The Europa Multiple-Flyby Mission’s goal is to study the Galilean moon Europa, with a series of flybys and a possible lander. Following discoveries made by the Galileo spacecraft during its eight year orbit around Jupiter, the orbiter plans to study the subsurface ocean under the moon. Nine scientific instruments have been chosen for the orbiter all being contributed by various universities and laboratories such as the Jet Propulsion Laboratory, Arizona State University, and the University of Colorado Boulder.

An artist’s interpretation of the IVO’s volcanic plume flyby
Corby Waste/NASA JPL
Io Volcano Observer
The Io Volcano Observer (IVO) is a proposed robotic spacecraft proposed by the University of Arizona and John Hopkins University’s Applied Physics Laboratory in 2010 and 2015 as a NASA Discovery class mission as well as it was a contestant for NASA’s New Frontiers program. With the newest Discovery-class future mission being determined by NASA by September of 2016, if IVO is selected for the 13th mission, it would launch May 29th, 2021. IVO would have a five year transit to Jupiter with an orbital insertion date of February 2026 and then would have a 22 month scientific phase with at least eight orbits.

It is a low-cost mission to study the volcanism on Jupiter’s moon Io and its impact of the entire Jupiter system.

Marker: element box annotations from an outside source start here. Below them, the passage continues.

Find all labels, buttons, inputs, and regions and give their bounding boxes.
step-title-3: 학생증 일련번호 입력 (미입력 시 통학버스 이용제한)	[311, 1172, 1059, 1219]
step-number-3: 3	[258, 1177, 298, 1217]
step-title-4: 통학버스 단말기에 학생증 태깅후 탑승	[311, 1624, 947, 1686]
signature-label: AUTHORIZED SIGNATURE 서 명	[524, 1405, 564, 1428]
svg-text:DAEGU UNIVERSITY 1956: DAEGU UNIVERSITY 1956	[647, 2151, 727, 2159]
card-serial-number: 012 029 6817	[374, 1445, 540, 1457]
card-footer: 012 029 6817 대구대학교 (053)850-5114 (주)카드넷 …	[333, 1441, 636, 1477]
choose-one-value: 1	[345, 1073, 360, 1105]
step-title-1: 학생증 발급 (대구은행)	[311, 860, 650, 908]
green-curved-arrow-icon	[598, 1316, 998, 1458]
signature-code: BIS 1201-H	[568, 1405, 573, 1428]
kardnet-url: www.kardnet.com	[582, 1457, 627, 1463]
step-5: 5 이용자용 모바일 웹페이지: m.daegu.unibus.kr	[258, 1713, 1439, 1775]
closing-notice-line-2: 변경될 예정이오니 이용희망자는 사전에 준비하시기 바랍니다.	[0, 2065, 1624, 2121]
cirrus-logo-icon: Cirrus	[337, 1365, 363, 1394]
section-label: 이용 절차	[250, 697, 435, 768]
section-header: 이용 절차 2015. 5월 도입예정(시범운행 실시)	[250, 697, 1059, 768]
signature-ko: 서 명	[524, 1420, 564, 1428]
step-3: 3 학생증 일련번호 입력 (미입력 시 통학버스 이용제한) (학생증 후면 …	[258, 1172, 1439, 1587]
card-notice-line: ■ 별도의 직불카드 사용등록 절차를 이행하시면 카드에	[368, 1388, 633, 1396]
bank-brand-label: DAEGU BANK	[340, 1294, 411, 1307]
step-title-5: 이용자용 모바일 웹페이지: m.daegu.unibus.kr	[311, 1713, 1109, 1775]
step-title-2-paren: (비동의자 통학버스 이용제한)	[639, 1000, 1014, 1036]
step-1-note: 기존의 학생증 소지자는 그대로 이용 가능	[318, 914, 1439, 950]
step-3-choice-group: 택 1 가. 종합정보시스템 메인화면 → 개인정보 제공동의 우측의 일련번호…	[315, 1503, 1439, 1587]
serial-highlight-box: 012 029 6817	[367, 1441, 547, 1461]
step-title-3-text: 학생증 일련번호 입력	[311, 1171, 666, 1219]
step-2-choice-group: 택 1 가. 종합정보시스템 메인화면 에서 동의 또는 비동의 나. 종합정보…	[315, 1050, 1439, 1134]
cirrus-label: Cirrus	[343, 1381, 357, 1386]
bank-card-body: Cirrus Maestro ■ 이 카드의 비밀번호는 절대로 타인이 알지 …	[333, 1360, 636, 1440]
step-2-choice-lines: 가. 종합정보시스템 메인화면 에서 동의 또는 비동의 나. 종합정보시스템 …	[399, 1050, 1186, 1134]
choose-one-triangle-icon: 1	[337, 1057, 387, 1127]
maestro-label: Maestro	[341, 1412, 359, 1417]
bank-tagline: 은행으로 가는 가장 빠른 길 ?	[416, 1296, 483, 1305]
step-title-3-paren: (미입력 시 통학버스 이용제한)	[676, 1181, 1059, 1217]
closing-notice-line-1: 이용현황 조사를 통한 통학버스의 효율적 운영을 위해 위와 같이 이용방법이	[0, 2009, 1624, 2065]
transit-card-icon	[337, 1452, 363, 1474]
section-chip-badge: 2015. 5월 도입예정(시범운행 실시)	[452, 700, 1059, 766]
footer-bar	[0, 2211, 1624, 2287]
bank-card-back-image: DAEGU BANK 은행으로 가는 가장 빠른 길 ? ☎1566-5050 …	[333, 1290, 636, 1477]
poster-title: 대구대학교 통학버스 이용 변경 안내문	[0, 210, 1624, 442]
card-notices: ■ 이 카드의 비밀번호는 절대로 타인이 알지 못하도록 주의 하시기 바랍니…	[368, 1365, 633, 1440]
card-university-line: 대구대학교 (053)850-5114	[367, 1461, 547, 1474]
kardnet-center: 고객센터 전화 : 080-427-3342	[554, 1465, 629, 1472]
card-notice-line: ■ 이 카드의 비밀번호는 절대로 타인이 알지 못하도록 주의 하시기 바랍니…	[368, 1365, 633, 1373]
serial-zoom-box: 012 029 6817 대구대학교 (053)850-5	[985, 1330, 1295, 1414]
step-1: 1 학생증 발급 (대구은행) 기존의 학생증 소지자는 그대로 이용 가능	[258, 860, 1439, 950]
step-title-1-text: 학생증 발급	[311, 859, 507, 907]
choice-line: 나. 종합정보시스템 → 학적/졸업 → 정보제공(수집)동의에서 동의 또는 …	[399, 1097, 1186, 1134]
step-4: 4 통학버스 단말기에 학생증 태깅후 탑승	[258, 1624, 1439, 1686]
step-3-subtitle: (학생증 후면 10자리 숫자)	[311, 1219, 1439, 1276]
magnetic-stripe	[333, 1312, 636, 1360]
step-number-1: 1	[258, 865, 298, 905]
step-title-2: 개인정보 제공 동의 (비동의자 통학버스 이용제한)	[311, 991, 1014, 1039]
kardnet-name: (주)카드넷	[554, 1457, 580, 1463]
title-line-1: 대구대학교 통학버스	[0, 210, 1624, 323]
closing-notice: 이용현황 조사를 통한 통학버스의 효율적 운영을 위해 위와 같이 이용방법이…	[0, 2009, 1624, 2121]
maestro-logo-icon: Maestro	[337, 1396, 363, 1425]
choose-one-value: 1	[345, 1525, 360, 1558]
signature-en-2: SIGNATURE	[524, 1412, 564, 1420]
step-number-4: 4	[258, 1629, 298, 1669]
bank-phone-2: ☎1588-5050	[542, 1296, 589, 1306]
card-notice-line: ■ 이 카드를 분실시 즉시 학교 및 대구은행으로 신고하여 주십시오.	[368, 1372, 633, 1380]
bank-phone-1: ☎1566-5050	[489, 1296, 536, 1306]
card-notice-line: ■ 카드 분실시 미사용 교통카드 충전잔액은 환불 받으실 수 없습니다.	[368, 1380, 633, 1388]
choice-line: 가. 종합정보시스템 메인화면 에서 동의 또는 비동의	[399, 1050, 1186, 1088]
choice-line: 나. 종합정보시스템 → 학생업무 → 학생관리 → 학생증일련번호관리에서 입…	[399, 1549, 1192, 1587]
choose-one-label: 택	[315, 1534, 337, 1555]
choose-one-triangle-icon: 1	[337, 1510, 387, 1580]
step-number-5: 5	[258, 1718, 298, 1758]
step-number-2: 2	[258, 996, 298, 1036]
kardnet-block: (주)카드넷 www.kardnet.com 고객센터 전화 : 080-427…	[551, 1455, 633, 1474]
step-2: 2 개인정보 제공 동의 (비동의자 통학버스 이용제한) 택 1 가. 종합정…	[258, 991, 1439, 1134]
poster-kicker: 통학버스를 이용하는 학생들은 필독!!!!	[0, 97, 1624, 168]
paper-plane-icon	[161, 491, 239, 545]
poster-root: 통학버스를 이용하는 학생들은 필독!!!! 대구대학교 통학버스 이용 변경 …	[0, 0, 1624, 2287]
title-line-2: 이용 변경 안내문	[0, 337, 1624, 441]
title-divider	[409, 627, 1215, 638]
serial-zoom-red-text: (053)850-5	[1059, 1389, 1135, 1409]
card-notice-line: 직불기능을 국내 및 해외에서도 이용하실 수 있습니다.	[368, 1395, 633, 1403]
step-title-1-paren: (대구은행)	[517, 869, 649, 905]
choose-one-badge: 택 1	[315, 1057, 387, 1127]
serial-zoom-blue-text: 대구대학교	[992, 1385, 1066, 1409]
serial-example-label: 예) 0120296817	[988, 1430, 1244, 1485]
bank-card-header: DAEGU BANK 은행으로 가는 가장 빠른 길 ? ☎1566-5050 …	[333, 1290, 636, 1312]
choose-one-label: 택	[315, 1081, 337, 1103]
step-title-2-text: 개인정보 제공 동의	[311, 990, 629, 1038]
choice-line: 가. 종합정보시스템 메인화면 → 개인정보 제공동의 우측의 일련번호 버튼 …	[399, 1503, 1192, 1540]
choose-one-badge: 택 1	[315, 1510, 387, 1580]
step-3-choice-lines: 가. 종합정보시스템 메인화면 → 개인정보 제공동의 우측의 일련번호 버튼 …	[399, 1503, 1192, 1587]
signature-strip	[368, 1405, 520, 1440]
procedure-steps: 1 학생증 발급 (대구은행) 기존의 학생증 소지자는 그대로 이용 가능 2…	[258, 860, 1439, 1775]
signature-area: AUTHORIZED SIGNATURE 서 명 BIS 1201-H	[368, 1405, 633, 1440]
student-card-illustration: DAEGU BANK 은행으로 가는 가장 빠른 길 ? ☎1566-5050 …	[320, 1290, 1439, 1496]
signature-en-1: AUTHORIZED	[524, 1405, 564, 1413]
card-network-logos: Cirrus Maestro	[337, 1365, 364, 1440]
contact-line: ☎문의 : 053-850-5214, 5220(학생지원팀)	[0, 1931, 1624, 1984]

Specifically the spacecraft would study its induced magnetic field, the temperature of the lava, the global heat flow, and the composition of Io’s atmosphere, volcanic plumes and lava. As seen first by Voyager 1, Io’s volcanism is likely powered by tidal heating, a process that may affect worlds like Europa and Enceladus and keep their inner oceans warm. (Io likely does not have internal oceans of water, but instead is filled with magma.)

Advanced Jovian Asteroid Explorer
The last proposed spacecraft to the Jupiter system is the AJAX (Advanced Jovian Asteroid eXplorer) that is also in the running for NASA’s future 13th Discovery-class mission. It would have roughly the same timeline as the IVO with a hopeful launch in 2021.

The goal of AJAX is to cram flybys, orbits, and landings into one mission to study one of the Jupiter’s Trojan asteroids. A Jupiter Trojan, otherwise known as a Trojan, is an asteroid that shares the same orbit as Jupiter, but stays in a group of Trojans either 60 degrees ahead or behind the planet. AJAX would have a twelve year cruise time to the asteroid and after a year of observations orbiting the asteroid, it would drop a small instrument package onto its surface.